Don’t follow California’s lead on labor issues
Few state laws have received the kind of national attention given to California Assembly Bill 5, which bans Uber, Lyft, DoorDash and other companies from using independent contractors. The law, which went into effect in January, has become a national rallying cry for progressive activists, who demand that other legislatures and even Congress pass something similar.
For instance, Virginia Gov. Ralph Northam this year signed a law that defines all workers as de facto employees who are eligible for benefits — “unless such individual or his employer demonstrates that such individual is an independent contractor” under the tax code. It doesn’t go as far as AB 5, but Virginia lawmakers are expected to push for AB 5-like expansions.
Yet before other states jump on this employee “anti-misclassification” bandwagon, they need to pay more attention to how AB 5 has played out in California. The legislation stems from a 2018 California Supreme Court decision, known as Dynamex. It involved a delivery service that had reclassified all of its drivers from permanent employees to independent contractors.
The court concocted an “ABC Test” that employers must pass before they can use contractors rather than employees. In essence, freelance workers cannot provide core job functions, must actually operate an independent business, and must not be under the control of the company. The legislature could have taken any number of approaches, but it instead chose to codify the decision.
AB 5′s supporters depicted the law as a great victory for working people. Businesses would no longer dump workers in favor of freelancers. Contractors would receive permanent employment status and a new suite of benefits. In his signing statement, California Gov. Gavin Newsom said the law “is an important step” in halting the “hollowing out of our middle-class.”
The actual results should surprise no one. Instead of going on a hiring spree, employers began laying off their contractors in droves. Instead of getting new protections, workers received fewer work opportunities. In the midst of a pandemic, the new law limited many people’s incomes. As Newsom urged consumers to stay at home, the law made it more difficult and costly for them to receive vital deliveries.
Although app-based transportation companies were the bill’s targets, it harmed workers in myriad industries. The media published endless stories of theater companies that suspended operations, musicians who lost gigs, freelance writers and photographers who had to forfeit their assignments. Lawmakers in other states may have missed the ensuing political fracas, which sent California officials scurrying to undo the damage.

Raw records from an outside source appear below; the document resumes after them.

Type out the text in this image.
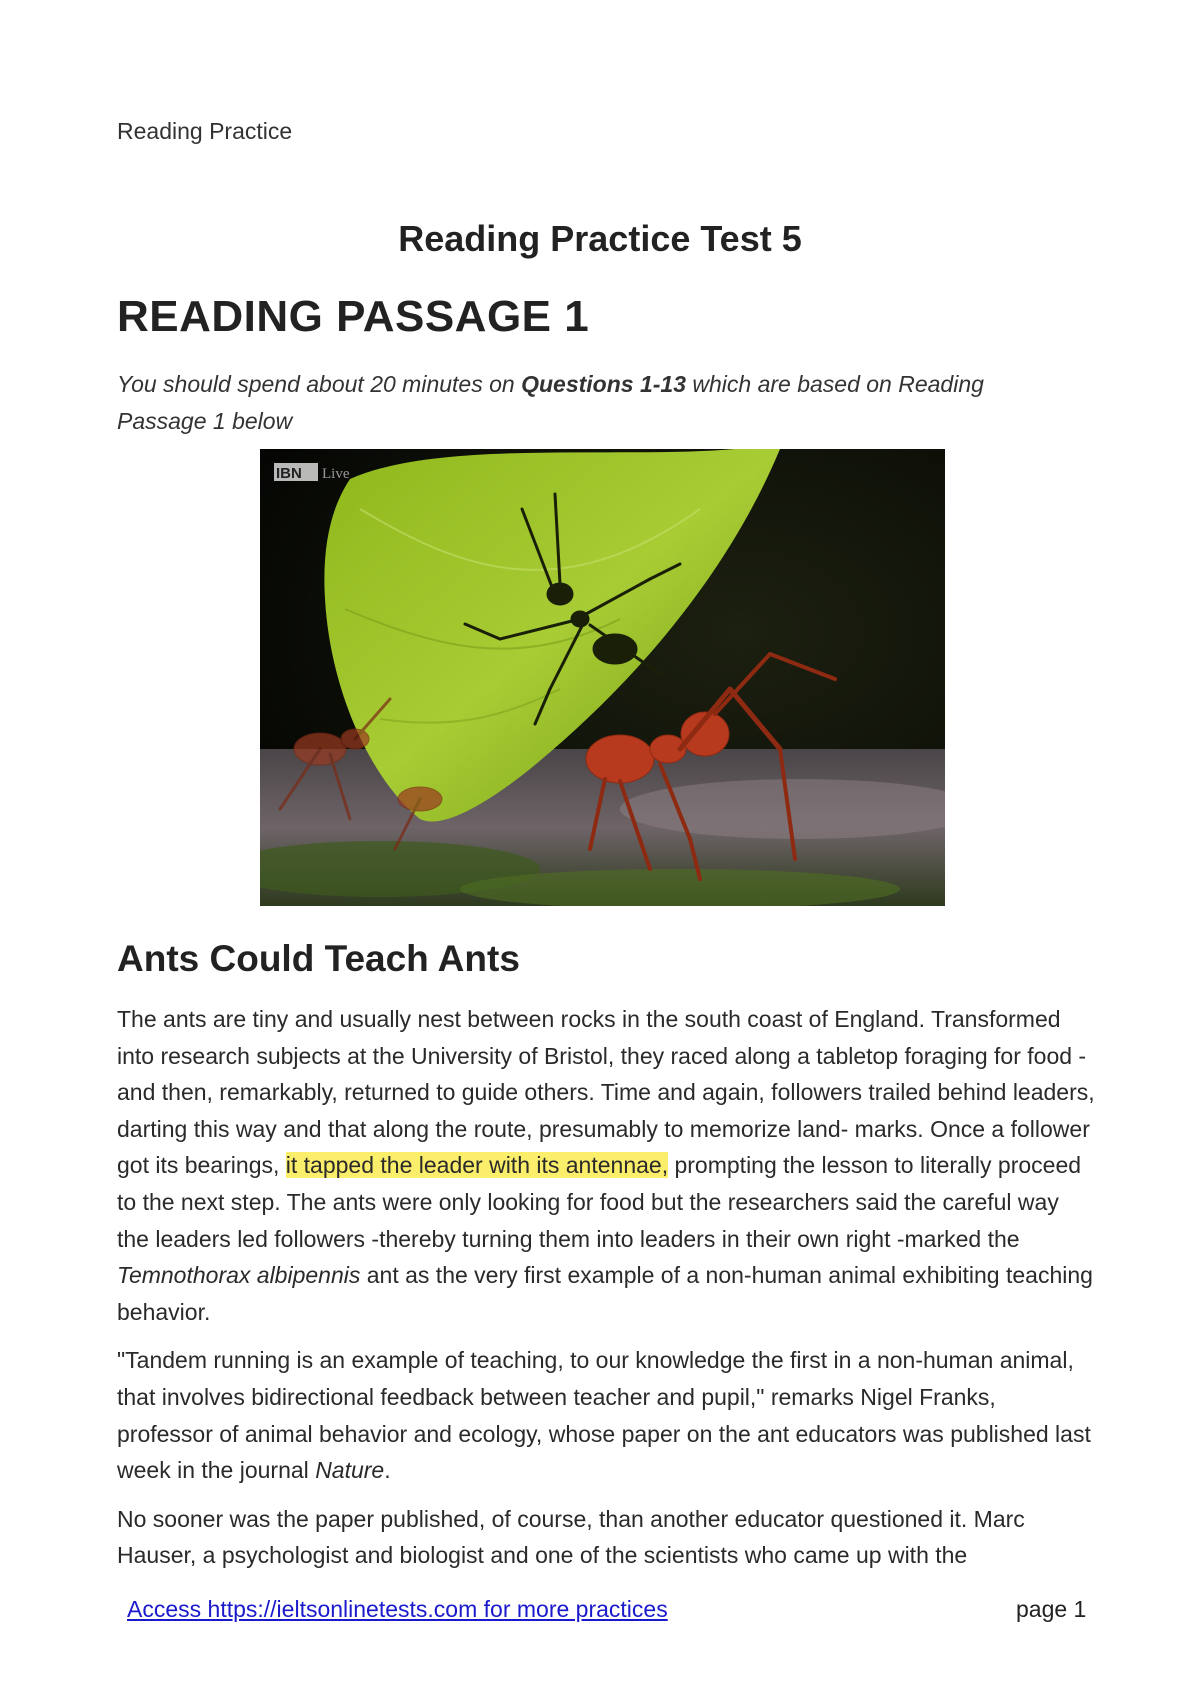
Reading Practice
Reading Practice Test 5
READING PASSAGE 1
You should spend about 20 minutes on Questions 1-13 which are based on Reading Passage 1 below
IBN Live
Ants Could Teach Ants

The ants are tiny and usually nest between rocks in the south coast of England. Transformed into research subjects at the University of Bristol, they raced along a tabletop foraging for food -and then, remarkably, returned to guide others. Time and again, followers trailed behind leaders, darting this way and that along the route, presumably to memorize land- marks. Once a follower got its bearings, it tapped the leader with its antennae, prompting the lesson to literally proceed to the next step. The ants were only looking for food but the researchers said the careful way the leaders led followers -thereby turning them into leaders in their own right -marked the Temnothorax albipennis ant as the very first example of a non-human animal exhibiting teaching behavior.

"Tandem running is an example of teaching, to our knowledge the first in a non-human animal, that involves bidirectional feedback between teacher and pupil," remarks Nigel Franks, professor of animal behavior and ecology, whose paper on the ant educators was published last week in the journal Nature.

No sooner was the paper published, of course, than another educator questioned it. Marc Hauser, a psychologist and biologist and one of the scientists who came up with the

Access https://ieltsonlinetests.com for more practices	page 1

Legislators filled the original law with exemptions for politically powerful industries, including physicians, real-estate agents, attorneys and insurance agents. Recently passed follow-up legislation added two dozen additional ones, which means that more than 100 industries received carve-outs from the law’s mandates. The ride-sharing companies haven’t fared as well in court and were hours away from suspending operations in the state before getting a last-minute stay from implementing AB 5.
Uber, Lyft and DoorDash have qualified a ballot measure for the Nov. 3 general election that would classify these drivers as independent contractors. If voters approve Proposition 22, then California will have a “landmark” labor law that applies to virtually no one.
Studies confirm that app-based delivery drivers generally enjoy their flexible schedules and don’t want to work solely for these firms. A new study from Seattle shows that drivers there earn about a third more than local taxi drivers.
Based on these experiences, it’s hard to see who AB 5 is expected to help. It’s even harder to understand how any lawmaker — in California, Virginia or other state — can still champion this approach as a means to improve the lot of workers.